Researchers also were surprised to find that many fathers in the study
actually took the lead in training the mothers and even siblings in the rest
of the family, a key distinction from the mothers in her previous study,
Elder said. In that study, researchers found similar benefits to training
mothers, but moms weren’t as likely to attempt to teach fathers the
techniques they learned.
Recent research has shown that early intervention with children can
have a major influence on how the child develops and functions later in
life. “With the proper training at an early age, we feel that these
techniques can help autistic children be more socially interactive and pick
up language more easily,” Elder said.
Because of the study’s small sample size, Elder and her research team
plan to continue their research with a larger group of fathers and fine-tune
the interventions used based on their experiences in this study. They also
plan to show fathers how to train their spouses in the techniques, and then
evaluate the effectiveness of that approach. In addition, they are
developing a Web site so training “booster” sessions can be broadcast via
the Internet to participating fathers. Fathers will be able to view these
training sessions and hear comments on how to improve upon their play
sessions with their children.
“It is important for both the child’s mother and father to be involved
in parent training whenever possible,” said Jaime Winter, a research
scientist at the University of Washington Autism Center who previously
conducted autism research at the University of California-San Diego.
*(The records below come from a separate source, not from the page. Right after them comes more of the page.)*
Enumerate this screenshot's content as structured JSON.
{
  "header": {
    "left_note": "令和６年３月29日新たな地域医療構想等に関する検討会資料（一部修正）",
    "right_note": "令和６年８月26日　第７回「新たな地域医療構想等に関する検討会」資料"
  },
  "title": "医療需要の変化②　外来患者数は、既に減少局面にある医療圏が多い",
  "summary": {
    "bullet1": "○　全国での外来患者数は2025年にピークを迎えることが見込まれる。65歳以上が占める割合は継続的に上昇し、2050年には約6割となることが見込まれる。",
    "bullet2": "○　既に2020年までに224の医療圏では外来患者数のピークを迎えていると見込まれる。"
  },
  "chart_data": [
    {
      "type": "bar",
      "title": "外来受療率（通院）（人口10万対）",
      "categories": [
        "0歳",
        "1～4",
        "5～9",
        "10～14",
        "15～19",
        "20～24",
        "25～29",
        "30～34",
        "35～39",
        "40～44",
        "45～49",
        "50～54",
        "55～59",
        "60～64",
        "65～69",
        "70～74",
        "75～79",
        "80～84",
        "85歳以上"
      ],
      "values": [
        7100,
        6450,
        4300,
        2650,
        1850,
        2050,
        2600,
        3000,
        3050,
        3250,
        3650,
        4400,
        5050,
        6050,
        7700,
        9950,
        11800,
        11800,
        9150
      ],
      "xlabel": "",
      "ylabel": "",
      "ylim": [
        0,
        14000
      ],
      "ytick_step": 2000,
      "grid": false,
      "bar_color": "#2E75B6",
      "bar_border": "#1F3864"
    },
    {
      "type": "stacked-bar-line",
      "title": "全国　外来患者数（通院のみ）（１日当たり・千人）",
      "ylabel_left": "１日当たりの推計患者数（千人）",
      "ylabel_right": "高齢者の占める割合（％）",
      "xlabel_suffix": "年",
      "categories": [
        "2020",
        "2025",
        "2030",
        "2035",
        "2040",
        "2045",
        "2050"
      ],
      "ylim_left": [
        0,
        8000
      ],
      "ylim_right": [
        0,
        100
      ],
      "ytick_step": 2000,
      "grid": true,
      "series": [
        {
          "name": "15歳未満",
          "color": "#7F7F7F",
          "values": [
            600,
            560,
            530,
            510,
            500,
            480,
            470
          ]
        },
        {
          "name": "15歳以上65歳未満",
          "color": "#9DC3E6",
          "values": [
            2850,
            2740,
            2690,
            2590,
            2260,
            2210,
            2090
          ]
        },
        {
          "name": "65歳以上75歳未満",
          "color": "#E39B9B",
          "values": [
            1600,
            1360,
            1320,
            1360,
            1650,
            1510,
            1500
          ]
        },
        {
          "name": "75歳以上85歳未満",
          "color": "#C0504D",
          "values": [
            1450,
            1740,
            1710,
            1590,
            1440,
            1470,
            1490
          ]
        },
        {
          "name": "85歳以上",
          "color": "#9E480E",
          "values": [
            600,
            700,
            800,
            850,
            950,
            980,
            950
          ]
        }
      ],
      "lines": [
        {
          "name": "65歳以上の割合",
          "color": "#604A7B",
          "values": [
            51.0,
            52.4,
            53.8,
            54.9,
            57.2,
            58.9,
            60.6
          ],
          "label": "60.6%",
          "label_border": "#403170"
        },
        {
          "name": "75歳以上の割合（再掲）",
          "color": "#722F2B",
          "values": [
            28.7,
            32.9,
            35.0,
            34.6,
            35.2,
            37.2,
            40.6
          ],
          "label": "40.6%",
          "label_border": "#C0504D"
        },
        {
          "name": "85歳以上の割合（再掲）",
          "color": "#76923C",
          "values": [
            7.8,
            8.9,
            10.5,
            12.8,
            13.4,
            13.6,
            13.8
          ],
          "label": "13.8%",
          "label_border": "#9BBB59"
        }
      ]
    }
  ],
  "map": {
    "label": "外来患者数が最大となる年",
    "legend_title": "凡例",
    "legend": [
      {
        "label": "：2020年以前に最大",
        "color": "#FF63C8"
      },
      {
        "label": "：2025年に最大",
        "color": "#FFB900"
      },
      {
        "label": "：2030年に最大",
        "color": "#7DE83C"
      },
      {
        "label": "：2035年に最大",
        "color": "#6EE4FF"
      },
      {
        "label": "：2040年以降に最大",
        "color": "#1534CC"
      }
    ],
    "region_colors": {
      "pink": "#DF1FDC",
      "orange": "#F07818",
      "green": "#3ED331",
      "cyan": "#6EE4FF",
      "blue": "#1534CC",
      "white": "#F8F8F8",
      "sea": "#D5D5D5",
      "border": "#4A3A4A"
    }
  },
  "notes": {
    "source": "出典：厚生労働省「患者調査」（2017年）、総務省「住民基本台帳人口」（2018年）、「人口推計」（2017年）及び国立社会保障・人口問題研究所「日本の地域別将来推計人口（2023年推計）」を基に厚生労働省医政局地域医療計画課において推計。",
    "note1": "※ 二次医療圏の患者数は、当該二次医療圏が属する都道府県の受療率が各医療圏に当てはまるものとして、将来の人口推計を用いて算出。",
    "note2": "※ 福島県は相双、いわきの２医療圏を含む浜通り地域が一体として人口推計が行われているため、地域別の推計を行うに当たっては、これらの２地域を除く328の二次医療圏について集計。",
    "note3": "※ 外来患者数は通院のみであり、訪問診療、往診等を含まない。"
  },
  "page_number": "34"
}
“Potential benefits that may follow from father participation include
increased frequency of interaction and quality of interaction between
fathers and their child with autism, increased treatment time for the child
and support for the child’s mother.”
Brief Commentary: To be fair to some dads, it should be pointed
out that presuming there is a genetic component to autism, some fathers too,
may have some social developmental deficits that make it difficult for them
to play empathetically with anyone, even their own kids, autistic or
otherwise. You can lead a horse to water, but you can’t make it do the
backstroke. (For the hyperbolic metaphor-impaired reader, this means one
cannot make someone do something he is not fundamentally equipped to do,
even if he wants to do it.) Non-nerdy dads should resist using this as an
excuse to not get involved with their families, however. -LS.